Community Chickens
- Editor: Taylor Miller
- Frequency: Weekly
- Publisher: Bryan Welch
- Founded: 2009
- Company: Ogden Publications
- Country: United States
- Based in: Topeka, Kansas
- Language: English
- Website: www.communitychickens.com

= Community Chickens =

American agricultural magazine

Community Chickens is a joint Mother Earth News and Grit online magazine published by Ogden Publications in Topeka, Kansas. It was created by Oscar H. Will III, Cheryl Long, Bryan Welch, and Taylor Miller in 2009.

==What it does==
The site featured original work by well-known chicken bloggers on a variety of poultry-related topics for small and urban farmers, primarily DIY-related articles, sweepstakes, health-related articles, and recipes. The variety of issues covered aimed to help readers fight for the right to raise chickens in their communities in order to live more sustainable, green-friendly lives. To this end, Community Chickens released a free, weekly newsletter to subscribers every Tuesday morning.

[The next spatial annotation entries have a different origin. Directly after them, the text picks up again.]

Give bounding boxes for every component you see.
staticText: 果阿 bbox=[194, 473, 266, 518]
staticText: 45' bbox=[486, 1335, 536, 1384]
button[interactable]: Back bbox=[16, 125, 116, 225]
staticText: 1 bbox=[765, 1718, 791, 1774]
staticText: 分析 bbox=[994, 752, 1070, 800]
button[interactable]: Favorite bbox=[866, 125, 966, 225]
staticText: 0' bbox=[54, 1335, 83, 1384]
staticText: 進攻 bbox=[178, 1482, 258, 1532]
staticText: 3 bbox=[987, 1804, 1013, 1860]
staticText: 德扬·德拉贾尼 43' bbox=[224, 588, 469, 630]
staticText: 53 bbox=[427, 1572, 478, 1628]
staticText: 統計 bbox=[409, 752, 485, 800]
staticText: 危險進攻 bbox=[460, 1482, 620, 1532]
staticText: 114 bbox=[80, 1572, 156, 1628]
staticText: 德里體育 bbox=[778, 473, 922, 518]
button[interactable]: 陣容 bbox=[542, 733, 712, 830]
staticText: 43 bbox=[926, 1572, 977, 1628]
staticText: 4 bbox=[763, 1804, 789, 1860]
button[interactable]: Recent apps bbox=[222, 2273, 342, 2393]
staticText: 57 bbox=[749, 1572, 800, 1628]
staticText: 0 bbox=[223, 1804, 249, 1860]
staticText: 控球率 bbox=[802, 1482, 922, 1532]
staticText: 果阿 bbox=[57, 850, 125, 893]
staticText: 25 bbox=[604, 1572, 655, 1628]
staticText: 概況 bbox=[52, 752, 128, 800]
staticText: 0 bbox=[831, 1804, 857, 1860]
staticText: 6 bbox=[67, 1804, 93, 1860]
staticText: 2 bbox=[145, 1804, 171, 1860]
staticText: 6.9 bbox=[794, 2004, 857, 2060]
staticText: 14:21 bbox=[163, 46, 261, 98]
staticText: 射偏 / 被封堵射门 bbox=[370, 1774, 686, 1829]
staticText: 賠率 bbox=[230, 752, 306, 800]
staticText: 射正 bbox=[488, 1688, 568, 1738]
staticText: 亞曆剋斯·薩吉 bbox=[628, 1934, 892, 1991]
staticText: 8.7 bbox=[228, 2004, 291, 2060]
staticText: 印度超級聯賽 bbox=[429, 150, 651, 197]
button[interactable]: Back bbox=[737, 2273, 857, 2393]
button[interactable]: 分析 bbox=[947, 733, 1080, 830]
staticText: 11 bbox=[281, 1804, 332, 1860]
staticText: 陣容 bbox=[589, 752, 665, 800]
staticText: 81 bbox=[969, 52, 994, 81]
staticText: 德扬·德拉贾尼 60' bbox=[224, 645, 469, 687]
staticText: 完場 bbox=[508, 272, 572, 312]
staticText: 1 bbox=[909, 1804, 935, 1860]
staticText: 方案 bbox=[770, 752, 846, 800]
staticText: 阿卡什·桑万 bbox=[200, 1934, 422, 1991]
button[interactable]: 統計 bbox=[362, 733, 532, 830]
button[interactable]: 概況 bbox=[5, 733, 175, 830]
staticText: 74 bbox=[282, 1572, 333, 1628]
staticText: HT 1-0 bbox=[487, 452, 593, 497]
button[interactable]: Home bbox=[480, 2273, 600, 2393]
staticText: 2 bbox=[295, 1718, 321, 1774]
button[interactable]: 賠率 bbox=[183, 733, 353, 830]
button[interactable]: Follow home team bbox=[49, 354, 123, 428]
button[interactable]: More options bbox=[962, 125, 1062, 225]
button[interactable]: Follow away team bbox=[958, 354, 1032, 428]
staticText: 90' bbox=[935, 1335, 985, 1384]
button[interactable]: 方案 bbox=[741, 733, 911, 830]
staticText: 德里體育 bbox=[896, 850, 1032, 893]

The website was shuttered during the 2020 pandemic. During that year, Ogden Publications acquired several titles from Swift Publications, including Backyard Poultry magazine. Content from Community Chickens was gradually moved to the Backyard Poultry website. As of 2023, Backyard Poultry magazine publishes articles on incubating, housing, feeding, and caring for chickens, ducks, geese, quail, geese, and other fowl.

==Related magazines==
Subsequent to Community Chickens, Ogden Publications created and launched another online magazine dedicated to beekeeping called Keeping Backyard Bees in 2014, follow the next year by Herbal Living and Homestead Hustle. All four sites were shuttered in 2020.